The NIC was built to create a central community hub for entrepreneurs and businesses to connect with one another and get the support they need through programming and referral services to take their businesses to a new level.

The manager of KAST’s NIC, Melanie Fontaine, said the climate innovation hub would blend into the idea of the innovation centre.

“So underlying every new technology or innovative idea there would still have to be that concept of sustainability and ensuring that our economic growth as a community is directly connected to our goals as a healthy and safe city and taking action against climate change,” she said.

“The creation of the partnership would greatly increase its impact on the community, its value to the city and its ability to find innovative solutions to local issues.”

The innovation hub will also keep the city competitive and current with all of the grant applications it continually seeks, said Jaques.

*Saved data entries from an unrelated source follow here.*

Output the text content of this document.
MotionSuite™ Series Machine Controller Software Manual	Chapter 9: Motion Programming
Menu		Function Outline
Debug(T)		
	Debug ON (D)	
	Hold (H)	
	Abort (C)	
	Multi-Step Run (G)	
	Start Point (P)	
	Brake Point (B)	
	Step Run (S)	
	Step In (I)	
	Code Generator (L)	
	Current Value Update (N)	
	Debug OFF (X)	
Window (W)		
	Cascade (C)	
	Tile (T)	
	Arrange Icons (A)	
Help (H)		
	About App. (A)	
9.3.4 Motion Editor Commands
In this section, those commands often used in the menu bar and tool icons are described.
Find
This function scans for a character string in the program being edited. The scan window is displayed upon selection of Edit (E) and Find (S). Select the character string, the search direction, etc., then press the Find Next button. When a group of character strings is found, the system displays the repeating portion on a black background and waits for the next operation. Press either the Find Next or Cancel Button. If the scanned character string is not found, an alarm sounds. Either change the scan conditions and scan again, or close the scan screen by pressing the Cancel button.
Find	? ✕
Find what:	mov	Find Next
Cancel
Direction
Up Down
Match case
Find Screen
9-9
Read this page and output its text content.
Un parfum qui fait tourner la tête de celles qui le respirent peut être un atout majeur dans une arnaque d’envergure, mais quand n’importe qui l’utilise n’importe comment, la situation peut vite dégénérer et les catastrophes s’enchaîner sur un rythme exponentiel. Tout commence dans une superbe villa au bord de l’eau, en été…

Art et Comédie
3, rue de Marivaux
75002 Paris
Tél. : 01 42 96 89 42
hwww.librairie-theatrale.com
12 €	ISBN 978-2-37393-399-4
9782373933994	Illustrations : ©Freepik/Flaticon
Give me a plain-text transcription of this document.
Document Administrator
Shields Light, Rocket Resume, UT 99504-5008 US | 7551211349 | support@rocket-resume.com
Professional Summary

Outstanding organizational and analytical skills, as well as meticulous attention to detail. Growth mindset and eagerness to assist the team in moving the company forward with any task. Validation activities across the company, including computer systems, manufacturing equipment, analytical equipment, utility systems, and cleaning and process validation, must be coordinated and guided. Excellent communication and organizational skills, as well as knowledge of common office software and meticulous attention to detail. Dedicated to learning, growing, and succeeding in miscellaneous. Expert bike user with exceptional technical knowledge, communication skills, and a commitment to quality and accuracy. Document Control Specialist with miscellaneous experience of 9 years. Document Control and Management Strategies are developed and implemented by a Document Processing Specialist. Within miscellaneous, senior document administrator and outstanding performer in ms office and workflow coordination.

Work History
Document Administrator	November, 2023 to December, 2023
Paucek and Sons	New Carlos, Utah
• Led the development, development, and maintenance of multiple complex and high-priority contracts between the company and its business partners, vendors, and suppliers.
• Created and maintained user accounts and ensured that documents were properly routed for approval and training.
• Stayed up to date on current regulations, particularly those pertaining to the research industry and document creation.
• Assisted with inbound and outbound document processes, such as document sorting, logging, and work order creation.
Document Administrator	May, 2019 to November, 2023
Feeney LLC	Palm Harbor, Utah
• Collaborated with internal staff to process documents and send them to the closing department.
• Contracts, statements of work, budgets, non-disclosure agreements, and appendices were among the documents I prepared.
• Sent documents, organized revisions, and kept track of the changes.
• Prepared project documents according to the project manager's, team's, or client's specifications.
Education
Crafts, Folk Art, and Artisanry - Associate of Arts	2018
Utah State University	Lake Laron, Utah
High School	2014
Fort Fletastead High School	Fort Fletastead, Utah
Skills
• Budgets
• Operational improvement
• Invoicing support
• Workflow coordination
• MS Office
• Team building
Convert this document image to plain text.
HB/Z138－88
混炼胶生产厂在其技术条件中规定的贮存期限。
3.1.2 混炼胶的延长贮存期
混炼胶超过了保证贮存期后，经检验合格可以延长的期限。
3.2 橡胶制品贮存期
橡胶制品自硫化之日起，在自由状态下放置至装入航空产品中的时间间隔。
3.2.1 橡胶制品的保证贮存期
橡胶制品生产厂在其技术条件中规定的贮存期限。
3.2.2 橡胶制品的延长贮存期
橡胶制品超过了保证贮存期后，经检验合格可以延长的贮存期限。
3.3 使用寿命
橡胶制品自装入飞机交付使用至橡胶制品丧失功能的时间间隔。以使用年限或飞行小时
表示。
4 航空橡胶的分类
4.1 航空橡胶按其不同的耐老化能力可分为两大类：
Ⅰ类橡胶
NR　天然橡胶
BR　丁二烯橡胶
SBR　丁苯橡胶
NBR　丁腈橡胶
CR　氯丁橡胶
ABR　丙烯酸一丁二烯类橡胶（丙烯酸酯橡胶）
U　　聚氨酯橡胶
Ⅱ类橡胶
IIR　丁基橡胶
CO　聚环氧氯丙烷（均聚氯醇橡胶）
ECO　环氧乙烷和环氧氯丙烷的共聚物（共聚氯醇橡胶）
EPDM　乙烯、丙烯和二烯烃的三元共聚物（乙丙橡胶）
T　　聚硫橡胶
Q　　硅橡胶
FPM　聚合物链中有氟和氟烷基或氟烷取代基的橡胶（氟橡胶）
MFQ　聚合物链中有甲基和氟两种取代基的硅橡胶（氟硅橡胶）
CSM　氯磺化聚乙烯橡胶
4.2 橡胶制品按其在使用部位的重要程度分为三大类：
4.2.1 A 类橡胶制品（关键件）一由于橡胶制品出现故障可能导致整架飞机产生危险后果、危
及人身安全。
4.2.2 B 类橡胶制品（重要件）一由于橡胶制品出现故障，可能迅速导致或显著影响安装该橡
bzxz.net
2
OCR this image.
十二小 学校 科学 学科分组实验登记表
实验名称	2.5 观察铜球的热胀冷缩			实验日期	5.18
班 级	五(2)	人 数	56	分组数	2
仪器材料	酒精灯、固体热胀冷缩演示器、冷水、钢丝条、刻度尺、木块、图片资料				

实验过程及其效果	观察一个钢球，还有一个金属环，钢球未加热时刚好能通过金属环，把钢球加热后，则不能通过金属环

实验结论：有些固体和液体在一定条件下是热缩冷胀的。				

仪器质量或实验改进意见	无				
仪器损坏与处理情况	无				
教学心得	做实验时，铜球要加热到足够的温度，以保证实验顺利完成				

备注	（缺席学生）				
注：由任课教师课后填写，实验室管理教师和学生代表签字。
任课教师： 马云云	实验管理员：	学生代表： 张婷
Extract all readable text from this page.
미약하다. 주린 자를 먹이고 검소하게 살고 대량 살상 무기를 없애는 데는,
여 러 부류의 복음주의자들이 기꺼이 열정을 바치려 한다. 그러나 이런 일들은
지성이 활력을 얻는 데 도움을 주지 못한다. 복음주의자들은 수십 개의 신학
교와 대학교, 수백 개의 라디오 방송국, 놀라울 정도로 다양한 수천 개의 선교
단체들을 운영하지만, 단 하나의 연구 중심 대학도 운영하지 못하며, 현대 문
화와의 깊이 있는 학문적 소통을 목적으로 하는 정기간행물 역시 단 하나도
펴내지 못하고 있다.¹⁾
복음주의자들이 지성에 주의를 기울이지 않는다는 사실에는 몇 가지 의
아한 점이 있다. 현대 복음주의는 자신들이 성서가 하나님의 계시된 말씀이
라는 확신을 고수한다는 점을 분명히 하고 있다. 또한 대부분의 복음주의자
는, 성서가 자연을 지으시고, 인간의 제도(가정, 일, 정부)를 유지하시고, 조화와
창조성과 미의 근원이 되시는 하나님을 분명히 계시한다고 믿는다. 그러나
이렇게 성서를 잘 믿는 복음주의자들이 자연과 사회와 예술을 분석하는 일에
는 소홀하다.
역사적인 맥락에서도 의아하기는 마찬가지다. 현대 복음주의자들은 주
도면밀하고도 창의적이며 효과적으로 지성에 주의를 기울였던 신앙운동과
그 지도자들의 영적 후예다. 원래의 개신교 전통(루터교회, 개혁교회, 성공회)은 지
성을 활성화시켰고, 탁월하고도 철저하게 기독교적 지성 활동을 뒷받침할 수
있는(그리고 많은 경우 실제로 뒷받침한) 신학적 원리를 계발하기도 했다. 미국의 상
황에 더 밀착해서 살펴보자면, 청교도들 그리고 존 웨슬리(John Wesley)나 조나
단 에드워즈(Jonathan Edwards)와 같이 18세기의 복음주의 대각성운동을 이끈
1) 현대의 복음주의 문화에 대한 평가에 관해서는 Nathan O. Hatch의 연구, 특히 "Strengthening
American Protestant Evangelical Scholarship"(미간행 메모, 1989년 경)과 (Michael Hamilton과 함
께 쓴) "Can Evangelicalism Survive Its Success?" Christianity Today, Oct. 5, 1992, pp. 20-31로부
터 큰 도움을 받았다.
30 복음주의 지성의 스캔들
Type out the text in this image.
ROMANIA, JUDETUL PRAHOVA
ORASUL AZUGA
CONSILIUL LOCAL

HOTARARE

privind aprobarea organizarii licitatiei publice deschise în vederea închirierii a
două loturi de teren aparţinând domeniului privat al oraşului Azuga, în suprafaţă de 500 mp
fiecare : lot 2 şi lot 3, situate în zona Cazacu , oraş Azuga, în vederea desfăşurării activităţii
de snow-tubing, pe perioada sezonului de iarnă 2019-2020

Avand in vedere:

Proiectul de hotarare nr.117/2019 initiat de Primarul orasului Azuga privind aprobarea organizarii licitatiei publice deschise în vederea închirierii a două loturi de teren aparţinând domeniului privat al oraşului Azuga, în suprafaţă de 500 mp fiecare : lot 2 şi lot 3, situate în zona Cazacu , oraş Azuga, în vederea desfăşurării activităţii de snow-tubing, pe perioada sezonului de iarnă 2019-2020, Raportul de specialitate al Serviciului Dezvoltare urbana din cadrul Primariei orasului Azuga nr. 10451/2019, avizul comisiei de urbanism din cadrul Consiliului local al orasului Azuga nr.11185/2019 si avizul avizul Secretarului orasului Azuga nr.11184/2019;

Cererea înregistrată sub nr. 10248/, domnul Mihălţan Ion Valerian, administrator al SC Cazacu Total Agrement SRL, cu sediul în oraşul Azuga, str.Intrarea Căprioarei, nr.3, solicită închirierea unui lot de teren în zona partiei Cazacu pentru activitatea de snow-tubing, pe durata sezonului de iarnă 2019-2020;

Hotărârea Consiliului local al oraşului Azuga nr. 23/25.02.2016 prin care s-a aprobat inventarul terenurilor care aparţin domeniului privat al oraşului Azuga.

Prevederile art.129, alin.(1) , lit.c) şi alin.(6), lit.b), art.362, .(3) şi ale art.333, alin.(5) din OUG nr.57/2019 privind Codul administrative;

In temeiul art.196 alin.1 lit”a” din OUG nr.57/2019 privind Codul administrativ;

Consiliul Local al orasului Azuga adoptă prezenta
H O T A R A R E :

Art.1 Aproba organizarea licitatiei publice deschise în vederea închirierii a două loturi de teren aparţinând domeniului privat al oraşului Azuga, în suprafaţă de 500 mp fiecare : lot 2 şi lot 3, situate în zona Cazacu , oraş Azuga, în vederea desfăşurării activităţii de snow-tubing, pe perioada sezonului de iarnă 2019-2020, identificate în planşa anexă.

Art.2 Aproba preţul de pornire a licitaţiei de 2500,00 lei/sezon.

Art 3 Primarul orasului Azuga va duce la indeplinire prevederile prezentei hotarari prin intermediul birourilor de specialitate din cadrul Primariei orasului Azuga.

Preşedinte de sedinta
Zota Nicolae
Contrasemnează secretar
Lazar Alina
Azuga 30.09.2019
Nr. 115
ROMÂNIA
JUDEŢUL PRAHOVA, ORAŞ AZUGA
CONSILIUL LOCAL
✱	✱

Once it is operating, the hub is expected to regularly host in-person, hands-on demonstrations and information highlighting the city’s climate action programs (organics diversion, active transportation, home energy retrofits).

As well, it will have dedicated hours for residents to drop-in and learn what’s available and how to get involved, said Jaques, with a public engagement space for meetings and events (active transportation engagement, Nest Lab, organics diversion, Energy Program, contractors, community groups).

Coun. Janice Morrison had some concerns around the climate innovation hub.

“As I look at this it seems to me like we’ve given off our (climate action) plan to the private sector to implement, and if that’s the case I wonder how we as the city continue to have control over the our public plan?” she asked.

Jaques said the city was not handing off its plan.

“This is a way of elevating the programming we are delivering and using it as a tool to really drive up participation in our climate action program by making us more competitive in our grant applications by inviting the public in to have a conversation,” she said.

The hub would offer engagement on all city climate action programs there — like FireSmart — not just climate action.

“This makes sense for our team because this is a place that is already well equipped and becoming known as a hub for technology, and because of the overlaps between the clean technology centre and our climate action goals, we just see this as a really beneficial and harmonious relationship for us,” Jaques said.